One is a stand-alone program developed by Tony Robinson (in the
``shorten'' directory).  This package includes a pre-compiled
executable program file for MS-DOS users (shorten.exe), so that MS-DOS
users do not need a C compiler system to get started.  (Users of other
operating systems will need a C compiler and related utilities to make
an executable program from the source files; but assuming these are
available, the actual compilation is very simple.)

The other is as embedded functions within the NIST SPHERE software
package (in the ``sphere'' directory).  This package must be installed
via a process involving creation of some object library files and
several executable utility programs; this installation process is
designed for use with the UNIX operating system, and is unlikely to be
easily adaptable to other systems.

In terms of choosing which implementation to use, people who are not
using UNIX platforms should simply use the stand-alone shorten
program; this will be sufficient to provide uncompressed mu-law sample
data.

People who are using a UNIX system will have a choice of using shorten
or sphere.  These differ in the following regards.  Stand-alone
shorten is compact, and is easy and quick to install and use, but it
does only one thing: compression or uncompression of speech files.
The sphere package is much larger, takes longer to install, and may
require custom installation steps on some UNIX systems; execution
speed may be slightly slower (but perhaps not significantly so);
program usage is only slightly more complex, by virtue of having
options to support a wider range of activities.  The ``w_decode''
utility can produce uncompressed output in 16-bit linear form if
desired (with selectable byte order), rather than the original mu-law.
It also makes sure that the file header of the resulting file is
updated to reflect all changes to the data; this allows for use of
other sphere utilities (w_edit, h_edit, h_read, etc) on the output
data, which can be very convenient.

UNIX users should NOT use both packages (e.g. shorten to uncompress
and other sphere utilities to do other things); shorten will not
modify the file headers, which will cause the sphere utilities to
perform incorrectly on the resulting files.  If you intend to use
other sphere utilities (or other processes that recognize and use
sphere file headers), be sure to use ``w_decode'' for uncompression.
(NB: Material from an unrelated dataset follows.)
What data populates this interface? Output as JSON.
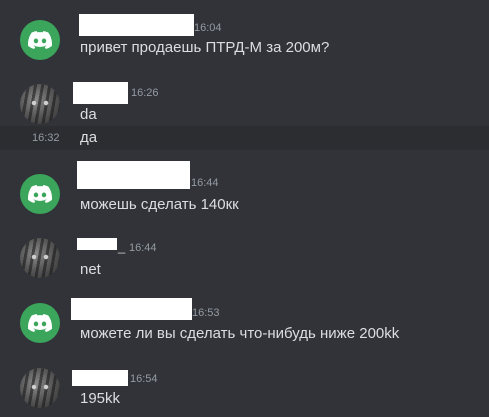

The following explains how to use each package to uncompress the
waveform data; it will be assumed that the programs can be found in
the user's current execution path, and that the names ``infile.sph''
and ``outfile.sph'' represent suitable file names, with directory
paths included if necessary, to locate and identify the input and
output files.

SHORTEN:

	shorten -x -a 1024 infile.sph outfile.sph

(The "-a 1024" option specifies that the 1024-byte sphere header
should be passed through unmodified to the output file; without this
option, the command will fail.)

SPHERE:

	w_decode -o ulaw infile.sph outfile.sph
    or
	w_decode -o pcm infile.sph outfile.sph

(The first form restores the original mu-law sample data; the second
converts the samples to a native 16-bit linear form before writing to
outfile.sph.)

Note that the compression has been done in a way that leaves the
sphere headers uncompressed; it is therefore possible to read the
headers without having to uncompress the files first.